Don’t They Know That BYOB is Always the Right Policy

1. So Bad, They Are Even Affecting the Halftime Show

The Oklahoma City Thunder haven’t had a super season. They are an 11-37 team with the best player in history who no one has heard of — Kevin Durant. And although its rare for anything noteworthy to happen for the Thunder, the team did manage to make the headlines for a recent game against Detroit.

Seventeen thousand fans — we can’t believe that many people went to watch them either — attended the Thunder-Pistons matchup to see the magical Kristen Johnson escape handcuffs and a locked cage while immersed in water during the halftime show of the game. Except the only magical thing about it was how she didn’t die after passing out in the tank.

No, even we don’t find a woman passing out in a water tank and almost dying funny. Not in the least. But what is hilarious is the parallel between this story and that of the Thunder.

They, like Johnson, pretend to be something they’re not. In her case a magician, and in their case a professional basketball team. In addition, they both were pulled from a water cage. Johnson was pulled out by a safety guy and the Thunder pulled from rainy Seattle by owner Clay Bennett.

In the end, if you’re not 1,000 percent sure you can correctly perform a dangerous stunt, then you really should avoid doing it. Gambling with your own life just isn’t a safe thing. But, then again, if it was David Blaine, he would have passed out until next week and called it a new trick. You just never know.

2. These Guys Are Badass

It isn’t often that we have the opportunity to discuss any form of horse racing in these pages, but now’s our chance. Animal Planet has begun a television show entitled “Jockeys: Win or Die Trying.”

Although many of you out there in judgmental land may think of jockeys as short people with high squeaky voices or just plain animal cruelest who whip horses, you are sorely mistaken. Each race, these super dare-devil athletes, high on a natural adrenaline that Barry Bonds had to have artificially injected, race on 1,000 pound animals moving 40 miles per hour.

Sometimes, they even fall off, many times only to get right back up. Hell, I remember falling off my bike once in a soft dewy meadow and crying for three days. On top of that, these guys are jacked. Many lift multiple times their own body weight and have literally no body fat. No seriously, they starve themselves to make weight. Yes, it’s a grueling profession and yes this show is attempting to make them look cool.

But at the end of the day, no one can respect someone whose voice sounds like Alfalfa from the “Little Rascals.”

3. More Drunken Stupidity

And lightning has struck twice with horse racing. Although this is more related to drunks than anything else. Each year, the Preakness Stakes is run two weeks after the Kentucky Derby as the second leg in the Triple Crown. And each year, the Pimlico infield — a place where fans watch the Preakness — is filled with drunken fools who look to just have a good time while watching a Derby winner go for history.

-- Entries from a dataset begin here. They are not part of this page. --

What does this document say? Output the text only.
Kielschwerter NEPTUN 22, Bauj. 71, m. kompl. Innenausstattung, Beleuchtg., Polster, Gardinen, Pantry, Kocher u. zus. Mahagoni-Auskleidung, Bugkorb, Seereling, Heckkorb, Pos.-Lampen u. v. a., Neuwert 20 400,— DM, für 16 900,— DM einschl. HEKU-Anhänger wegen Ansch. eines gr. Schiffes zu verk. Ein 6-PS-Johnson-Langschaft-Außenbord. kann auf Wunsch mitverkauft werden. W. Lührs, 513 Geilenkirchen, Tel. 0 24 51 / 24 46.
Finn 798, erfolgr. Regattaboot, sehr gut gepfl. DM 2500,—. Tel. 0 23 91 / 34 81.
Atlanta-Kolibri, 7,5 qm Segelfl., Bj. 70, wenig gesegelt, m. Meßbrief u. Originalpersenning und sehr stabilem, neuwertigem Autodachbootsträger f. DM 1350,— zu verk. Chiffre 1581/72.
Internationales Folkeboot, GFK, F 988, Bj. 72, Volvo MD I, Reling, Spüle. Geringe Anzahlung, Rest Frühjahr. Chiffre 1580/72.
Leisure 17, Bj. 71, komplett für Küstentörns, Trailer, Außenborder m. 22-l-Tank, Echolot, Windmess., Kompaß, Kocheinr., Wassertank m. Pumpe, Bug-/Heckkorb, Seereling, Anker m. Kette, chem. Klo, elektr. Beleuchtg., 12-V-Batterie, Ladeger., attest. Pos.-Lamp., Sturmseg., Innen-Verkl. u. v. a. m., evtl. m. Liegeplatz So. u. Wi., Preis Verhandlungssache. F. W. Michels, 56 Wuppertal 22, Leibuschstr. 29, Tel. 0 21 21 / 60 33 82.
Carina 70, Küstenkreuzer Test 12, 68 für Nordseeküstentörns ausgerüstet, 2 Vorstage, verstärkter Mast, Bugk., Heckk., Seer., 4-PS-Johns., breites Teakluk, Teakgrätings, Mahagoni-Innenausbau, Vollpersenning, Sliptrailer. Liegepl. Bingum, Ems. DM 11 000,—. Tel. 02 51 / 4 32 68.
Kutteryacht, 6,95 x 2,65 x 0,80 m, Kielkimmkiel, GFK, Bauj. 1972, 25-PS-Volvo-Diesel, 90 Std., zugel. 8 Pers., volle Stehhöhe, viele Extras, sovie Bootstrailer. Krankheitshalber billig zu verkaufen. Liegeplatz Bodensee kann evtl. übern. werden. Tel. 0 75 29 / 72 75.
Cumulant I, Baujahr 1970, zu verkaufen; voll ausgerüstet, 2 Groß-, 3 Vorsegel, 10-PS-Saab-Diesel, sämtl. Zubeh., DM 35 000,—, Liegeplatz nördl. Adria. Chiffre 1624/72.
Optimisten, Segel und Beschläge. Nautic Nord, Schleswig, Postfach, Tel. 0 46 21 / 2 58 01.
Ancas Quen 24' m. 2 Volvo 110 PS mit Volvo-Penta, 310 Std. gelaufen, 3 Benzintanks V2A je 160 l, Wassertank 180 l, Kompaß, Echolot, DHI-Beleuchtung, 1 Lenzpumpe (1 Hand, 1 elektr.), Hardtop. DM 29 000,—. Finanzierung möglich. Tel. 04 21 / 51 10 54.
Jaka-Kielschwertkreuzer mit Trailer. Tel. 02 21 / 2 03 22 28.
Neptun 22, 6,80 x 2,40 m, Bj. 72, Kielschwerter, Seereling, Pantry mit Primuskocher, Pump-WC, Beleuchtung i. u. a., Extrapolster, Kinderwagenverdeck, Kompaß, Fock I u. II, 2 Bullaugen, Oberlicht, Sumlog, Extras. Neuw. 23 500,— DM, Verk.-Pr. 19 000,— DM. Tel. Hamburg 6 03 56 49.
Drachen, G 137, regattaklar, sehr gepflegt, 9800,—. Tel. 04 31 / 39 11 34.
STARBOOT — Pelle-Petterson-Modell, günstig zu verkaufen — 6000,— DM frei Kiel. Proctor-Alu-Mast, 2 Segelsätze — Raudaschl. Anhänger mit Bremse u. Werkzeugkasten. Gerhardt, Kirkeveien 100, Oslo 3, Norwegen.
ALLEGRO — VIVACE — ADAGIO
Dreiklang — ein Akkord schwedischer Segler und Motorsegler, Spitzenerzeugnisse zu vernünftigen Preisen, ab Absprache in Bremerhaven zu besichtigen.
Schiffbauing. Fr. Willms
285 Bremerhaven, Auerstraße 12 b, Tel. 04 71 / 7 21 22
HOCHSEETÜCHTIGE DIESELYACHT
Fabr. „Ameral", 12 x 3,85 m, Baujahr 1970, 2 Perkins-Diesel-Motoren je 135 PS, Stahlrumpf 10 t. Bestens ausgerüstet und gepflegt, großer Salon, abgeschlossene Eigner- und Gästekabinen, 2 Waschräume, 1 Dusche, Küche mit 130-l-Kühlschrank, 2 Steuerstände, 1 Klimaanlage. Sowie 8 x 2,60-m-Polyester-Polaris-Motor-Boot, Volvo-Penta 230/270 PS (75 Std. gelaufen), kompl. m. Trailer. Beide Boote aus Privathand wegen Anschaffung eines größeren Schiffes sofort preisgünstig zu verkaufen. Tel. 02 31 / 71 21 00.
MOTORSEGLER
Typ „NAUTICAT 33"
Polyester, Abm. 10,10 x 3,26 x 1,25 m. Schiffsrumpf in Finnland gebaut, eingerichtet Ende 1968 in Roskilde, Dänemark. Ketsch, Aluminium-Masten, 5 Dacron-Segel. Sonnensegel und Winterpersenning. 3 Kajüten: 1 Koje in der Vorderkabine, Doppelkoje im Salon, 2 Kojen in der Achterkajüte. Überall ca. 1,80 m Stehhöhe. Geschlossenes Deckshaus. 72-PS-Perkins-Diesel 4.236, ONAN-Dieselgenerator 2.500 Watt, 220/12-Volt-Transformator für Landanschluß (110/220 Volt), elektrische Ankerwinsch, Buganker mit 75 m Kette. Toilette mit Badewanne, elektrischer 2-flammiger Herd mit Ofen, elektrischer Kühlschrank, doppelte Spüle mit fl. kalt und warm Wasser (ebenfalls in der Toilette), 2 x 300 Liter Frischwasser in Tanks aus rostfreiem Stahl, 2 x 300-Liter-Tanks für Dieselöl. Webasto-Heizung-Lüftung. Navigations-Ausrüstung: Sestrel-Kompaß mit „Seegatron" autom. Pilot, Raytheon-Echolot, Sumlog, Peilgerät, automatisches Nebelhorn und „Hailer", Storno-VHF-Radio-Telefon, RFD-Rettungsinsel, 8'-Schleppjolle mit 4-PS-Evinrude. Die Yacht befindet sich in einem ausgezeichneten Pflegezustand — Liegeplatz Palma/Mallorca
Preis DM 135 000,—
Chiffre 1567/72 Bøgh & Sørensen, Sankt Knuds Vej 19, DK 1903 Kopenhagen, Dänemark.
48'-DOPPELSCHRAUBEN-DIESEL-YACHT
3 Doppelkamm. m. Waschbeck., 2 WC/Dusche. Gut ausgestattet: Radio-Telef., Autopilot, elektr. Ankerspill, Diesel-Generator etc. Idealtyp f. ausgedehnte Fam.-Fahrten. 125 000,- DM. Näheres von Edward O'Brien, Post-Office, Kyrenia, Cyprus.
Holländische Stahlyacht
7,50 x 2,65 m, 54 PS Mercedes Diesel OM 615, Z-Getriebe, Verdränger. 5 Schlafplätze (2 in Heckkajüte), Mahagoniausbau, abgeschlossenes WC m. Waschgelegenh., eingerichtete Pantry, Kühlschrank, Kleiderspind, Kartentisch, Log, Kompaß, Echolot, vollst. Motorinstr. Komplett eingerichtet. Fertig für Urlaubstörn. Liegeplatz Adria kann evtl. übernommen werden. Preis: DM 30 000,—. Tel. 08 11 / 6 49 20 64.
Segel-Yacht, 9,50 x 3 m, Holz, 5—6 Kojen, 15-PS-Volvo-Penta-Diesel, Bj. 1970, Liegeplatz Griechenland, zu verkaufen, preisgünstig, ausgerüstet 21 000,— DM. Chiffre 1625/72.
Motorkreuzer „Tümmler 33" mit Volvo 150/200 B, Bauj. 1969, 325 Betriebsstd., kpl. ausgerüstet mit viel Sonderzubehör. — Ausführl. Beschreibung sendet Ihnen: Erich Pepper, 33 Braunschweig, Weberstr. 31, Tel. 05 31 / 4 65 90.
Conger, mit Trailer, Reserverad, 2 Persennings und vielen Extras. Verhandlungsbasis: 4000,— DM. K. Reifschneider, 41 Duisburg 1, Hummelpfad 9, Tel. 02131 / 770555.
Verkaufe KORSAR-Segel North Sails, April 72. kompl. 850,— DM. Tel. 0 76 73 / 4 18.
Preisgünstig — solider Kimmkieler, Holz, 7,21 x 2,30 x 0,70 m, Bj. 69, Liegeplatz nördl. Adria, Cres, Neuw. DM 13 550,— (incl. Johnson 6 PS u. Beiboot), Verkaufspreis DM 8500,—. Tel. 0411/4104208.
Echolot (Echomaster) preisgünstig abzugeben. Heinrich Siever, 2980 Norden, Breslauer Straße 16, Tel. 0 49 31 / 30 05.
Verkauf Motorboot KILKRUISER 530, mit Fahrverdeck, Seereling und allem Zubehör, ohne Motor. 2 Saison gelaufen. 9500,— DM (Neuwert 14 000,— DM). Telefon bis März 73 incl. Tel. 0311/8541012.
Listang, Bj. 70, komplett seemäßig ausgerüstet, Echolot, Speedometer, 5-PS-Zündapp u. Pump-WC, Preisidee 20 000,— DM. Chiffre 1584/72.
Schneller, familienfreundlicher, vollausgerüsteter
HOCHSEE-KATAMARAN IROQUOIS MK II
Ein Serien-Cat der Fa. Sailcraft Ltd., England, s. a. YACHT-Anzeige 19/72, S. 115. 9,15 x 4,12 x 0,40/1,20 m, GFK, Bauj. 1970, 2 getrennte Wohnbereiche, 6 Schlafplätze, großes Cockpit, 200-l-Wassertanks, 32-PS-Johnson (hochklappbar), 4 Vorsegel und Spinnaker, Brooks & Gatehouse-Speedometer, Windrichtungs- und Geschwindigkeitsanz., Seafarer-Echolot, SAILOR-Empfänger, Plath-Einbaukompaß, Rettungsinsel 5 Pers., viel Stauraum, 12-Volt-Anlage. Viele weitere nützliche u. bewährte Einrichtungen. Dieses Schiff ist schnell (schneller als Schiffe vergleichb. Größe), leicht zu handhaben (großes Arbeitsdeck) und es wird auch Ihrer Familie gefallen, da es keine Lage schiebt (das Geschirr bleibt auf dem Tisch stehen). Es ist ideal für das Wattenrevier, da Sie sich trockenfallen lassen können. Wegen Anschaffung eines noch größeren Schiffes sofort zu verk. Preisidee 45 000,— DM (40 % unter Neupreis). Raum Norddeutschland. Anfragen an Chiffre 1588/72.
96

But last year some fans had a little too fun and ruined the celebration for the rest of them. A drunken — duh — man attempted to jump from one port-o-potty to another.

The only problem being this one fan stumbled and fell to the ground. For his efforts, fans threw beer cans at the passed out — and possibly disheveled- man.

As punishment for this act, fans can no longer bring in their own beer for the event and will be charged $3.50 for a 16 ounce can. What a steal! At the Kentucky Derby, not only can we not bring in our own beer, but it costs $7 for a 12 ounce bottle. I guess Marylanders must have a stornger passion for their beer. That, or they are just cheap.

In Kentucky, we slam down $8 Mint Juleps filled with bourbon to really get our juices flowing, and we don’t even have people jumping of port-o-potie jumpers.

Just fat beer bellied rednecks whose reason for getting up each morning is to drink at Derby.